Not many could sustain Phoebe’s omnipresence, but none of it would work without the impeccable source material. More than her sassy memes and deadpan jokes about her depression, fans love the manifestation of her music; the way that she weaves common observations into gentle magic, the sort of storytelling that both comforts and keeps you awake at night. With the grace of her own self-deprecation, her ‘sad girl summer’ formula has become so well-established that it is almost memetic — newcomer Jensen McRae went viral when she fully realised ‘Immune’, her own disturbingly-accurate Bridgers parody, while Gracie Abrams, Dodie and have all recently nodded to her as either an inspiration or a friend. Followed swiftly by the success of ‘Folklore’ and then ‘Drivers License’, ‘Punisher’s release almost certainly laid the table for our collective feast of intimate acoustic feels, changing expectations of what a mainstream popular album could sound like.
“She’s relatable in an almost morbid but simultaneously comical way,” says Gemma, a PB fan since discovering ‘Stranger’ one hungover morning. ”I can’t speak for everyone, but to me, ‘Punisher’ feels more layered and mature; ‘Stranger’ had resentful, sad, longing undertones, and ‘Punisher’ carries that too but with more acceptance maybe? It’s like, things are still shit, but at the end of the day I can just scream it out and try again.”

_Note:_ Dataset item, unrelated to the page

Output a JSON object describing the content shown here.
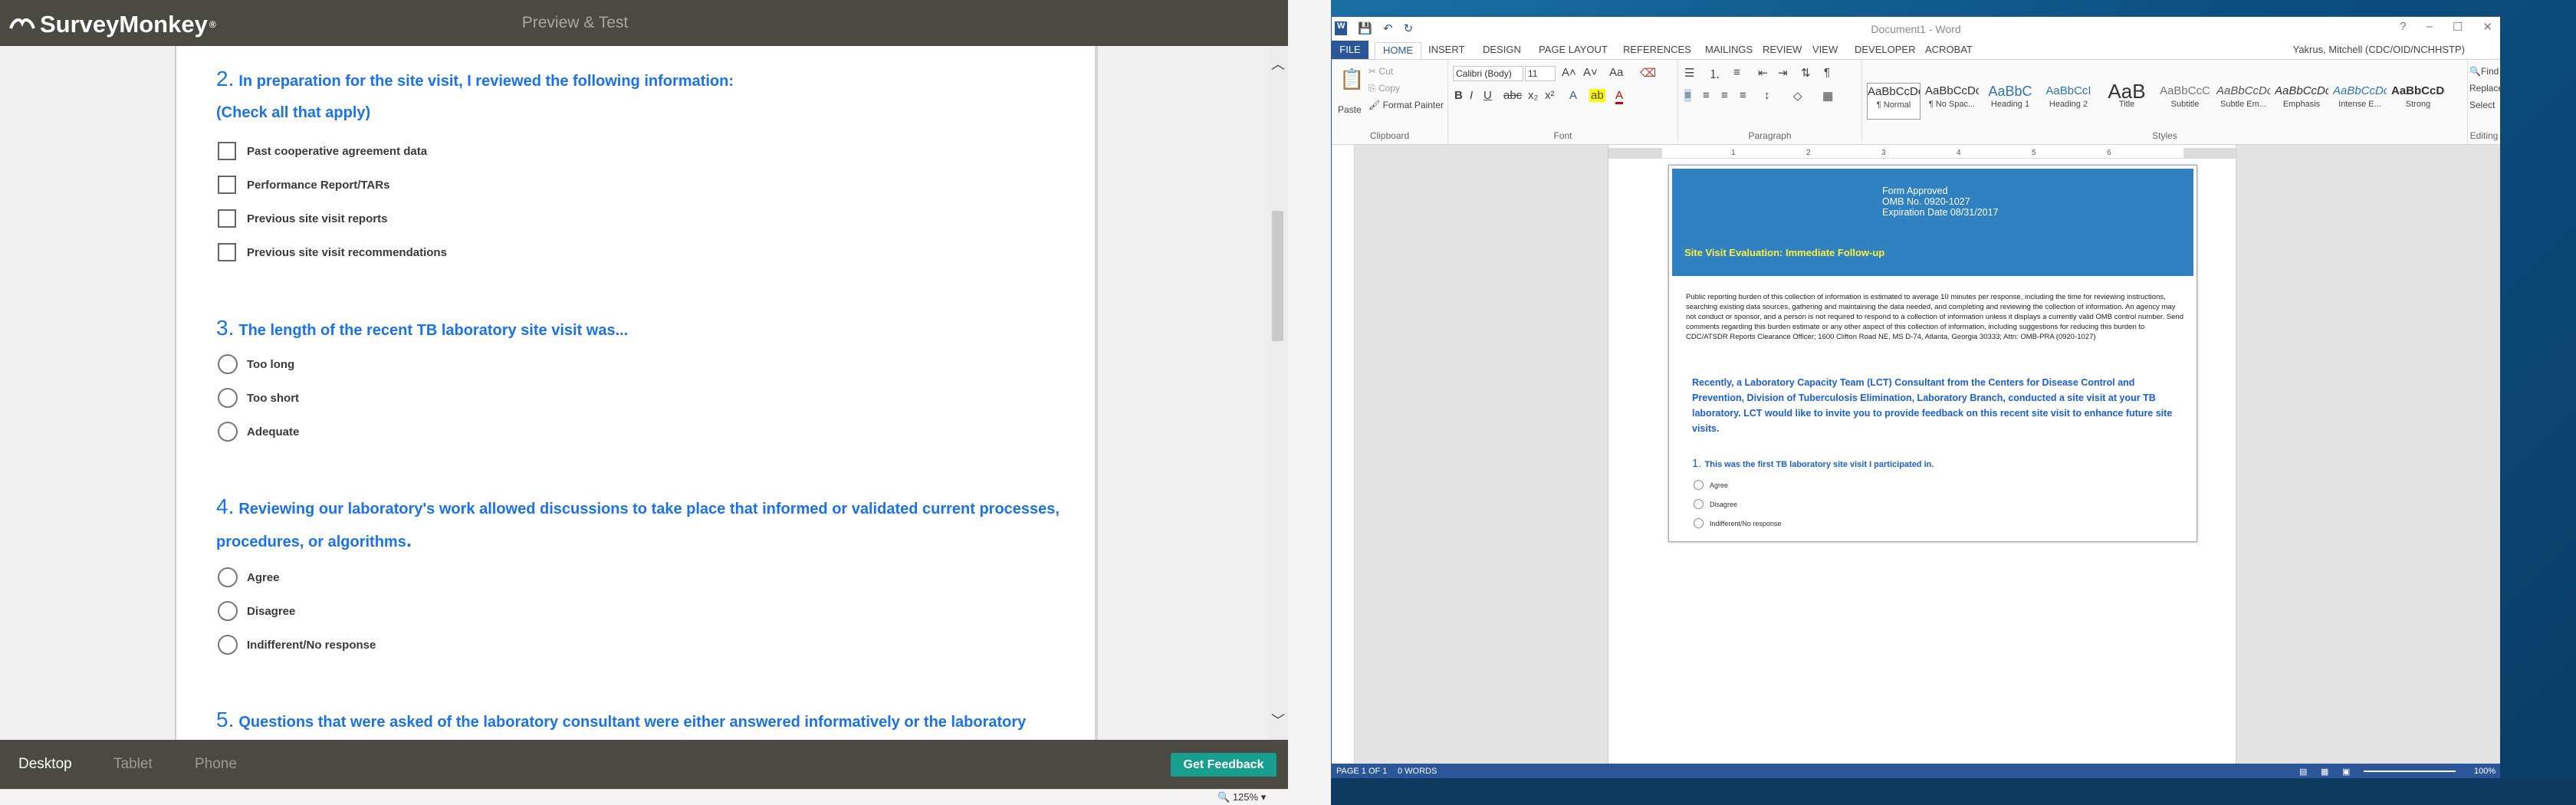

Depending on your psyche, everyone seems to have a different ‘Punisher’ moment, a different track that smacks you round the face with its on-the-nose honesty. For me, it’s ‘Saviour Complex’; that elegant, mournful cadence (“All the skeletons you hide/Show me yours, I’ll show you mine”), but for Gemma, it was ‘Chinese Satellite’, a parallel to her own relationships with faith and loss.
“I went to a Catholic primary school so was immersed in the culture of praying and having faith. As a young person I lost people close to me and I rethought those notions. I’m not religious but I resonate with the lyricism in the song; standing on a corner with a picket sign if it meant I could see those loved ones again. It’s a real home hitter.”
In much of the album’s promo, Bridgers talked about one of her biggest fears; the notion that she might have used up all of her creative ideas, that every song she writes is the last in her well of inspiration. Established as she now is, her nervous thoughts will have inevitably turned to album three, the record which tends to make or break an artists’ staying power. Whatever she comes up with, it seems fans are happy to wait, giving her the space to see out the ‘Punisher’ era as thoroughly as she might wish. Perhaps Gemma sums it up best; “I’ve got no real gut feeling about the next album except that it’s probably going to make me feel like she’s kicked mine.” Until that inevitable fresh gut-kicking, there is plenty of old melancholy left to relive; it’s ‘Punisher’s birthday, and we’ll cry if Phoebe Bridgers wants us to.